En ce qui concerne ce… roman ? J’ai le c*l entre deux chaises. C’est mal écrit, sans style, mièvre, cucul-romantico-dégoulinant (ce à quoi le sujet se prête assez mal, de prime abord). Récit de l’initiation sexuelle d’une étudiante, belle mais qui l’ignore, intelligente forcément, par un homme d’affaire riche, beau et qui le sait, brillant évidemment. Il est un chouia pervers, amateur de sadomasochisme. Elle est ingénue mais révèle une aptitude exceptionnelle à la chose. Elle aime quand il la touche « en bas », etc.

 

Bon. Je l’ai lu en deux jours, j’avoue. C’est divertissant et pas compliqué. Puis comme j’ai de l’imagination, je me représente mon Christian Grey et ça me remonte le moral d’avoir dans la tête un Apollon dépravé.

 

Je n’ai rien contre ce genre de littérature, dans l’absolu. Je ne vais pas prétendre que je lis Montaigne à la plage et Proust dans mon bain. Mais quand même. Il me semble que le travail d’un éditeur, c’est de rendre le texte potable, et là… Décidément, c’est trop mal écrit.
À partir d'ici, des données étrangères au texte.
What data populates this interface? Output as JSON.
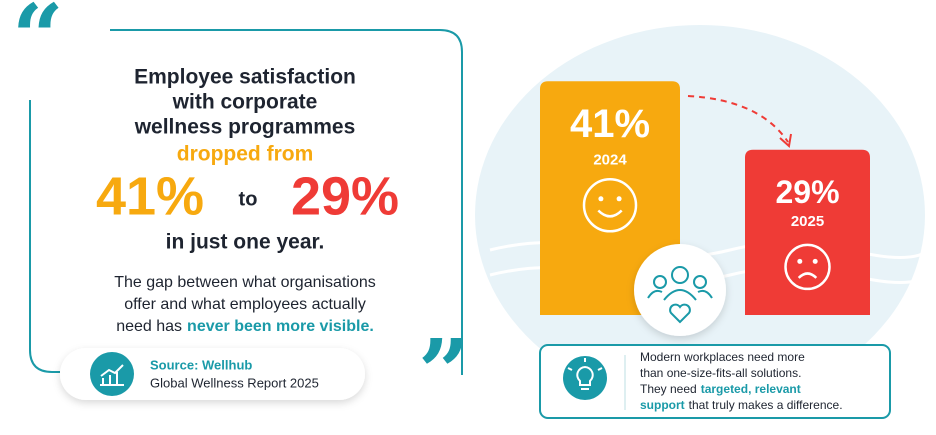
{
  "headline": {
    "lines": [
      "Employee satisfaction",
      "with corporate",
      "wellness programmes"
    ],
    "emphasis": "dropped from",
    "from": "41%",
    "connector": "to",
    "to": "29%",
    "closing": "in just one year."
  },
  "body": {
    "line1": "The gap between what organisations",
    "line2": "offer and what employees actually",
    "line3": "need has",
    "highlight": "never been more visible."
  },
  "source": {
    "label": "Source: Wellhub",
    "report": "Global Wellness Report 2025"
  },
  "callout": {
    "line1": "Modern workplaces need more",
    "line2": "than one-size-fits-all solutions.",
    "line3": "They need",
    "highlight1": "targeted, relevant",
    "highlight2": "support",
    "line4": "that truly makes a difference."
  },
  "chart_data": {
    "type": "bar",
    "categories": [
      "2024",
      "2025"
    ],
    "values": [
      41,
      29
    ],
    "value_labels": [
      "41%",
      "29%"
    ],
    "colors": [
      "#f7a90f",
      "#ef3b36"
    ]
  }
}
J’en ai ri.

 

Ce qui me gêne, au-delà du style douteux, c’est ce que dit le succès de Fifty shades de l’état du monde de l’édition. Un éditeur prêt à investir des sommes considérables et utiliser sa force de promotion pour vendre… de la m*rde. Je ne pense pas que littérature populaire et littérature de qualité soient inconciliables. Et je pense que la littérature populaire de qualité + la force de promotion des grandes maisons = un succès commercial et de nouveaux lecteurs qui entrent en littérature.

 

Ce qui me gêne, ce sont les fausses idées véhiculées. Un roman novateur parce qu’écrit par une femme qui dit tout, avoue ses fantasmes les plus profonds, enfin ! La parole libérée. Un récit osé et transgressif. La revanche de la littérature érotique, trop longtemps censurée.

 

Oui, mais non.

 

Osé ? C’est une histoire d’amour conventionnelle (coup de foudre, fidélité…) un peu épicée.

 

Transgressif ? Sade, Aragon, Pauline Réage, Pierre Loüys et Esparbec se gaussent.

 

***

 

Je reviens sur ce que j'ai écrit. Pas pour le corriger, mais pour le compléter. J'ai réfléchi, et je crois avoir compris. Passée l'écriture fade et moche, il me semble que le succès de Fifty shades découle de l'exact inverse des idées véhiculées lors de sa promotion. Dans la sinistrose ambiante, dans une ère de libération sexuelle qui encourage à la consommation des corps et au dessèchement des sentiments, les deux étant difficilement conciliables, la romance d'E.L James est une petite utopie : l'amour fou qui dépasse les défauts de l'être aimé (Ana se prête aux jeux SM de Mister Grey ; Mister Grey s'adoucit pour contenter Ana), le sexe épanouissant qui lie les corps et les âmes, la permanence et le renforcement d'une relation qui se construit au cours des trois tomes (avec ses hauts et ses bas) et qu'on imagine continuer longtemps après. "Il se marièrent eu eurent beaucoup d'enfants." Anastasia Steele et Christian Grey réconcilient les paradoxes de l'époque moderne : le sexe libéré et l'aspiration à l'amour toujours.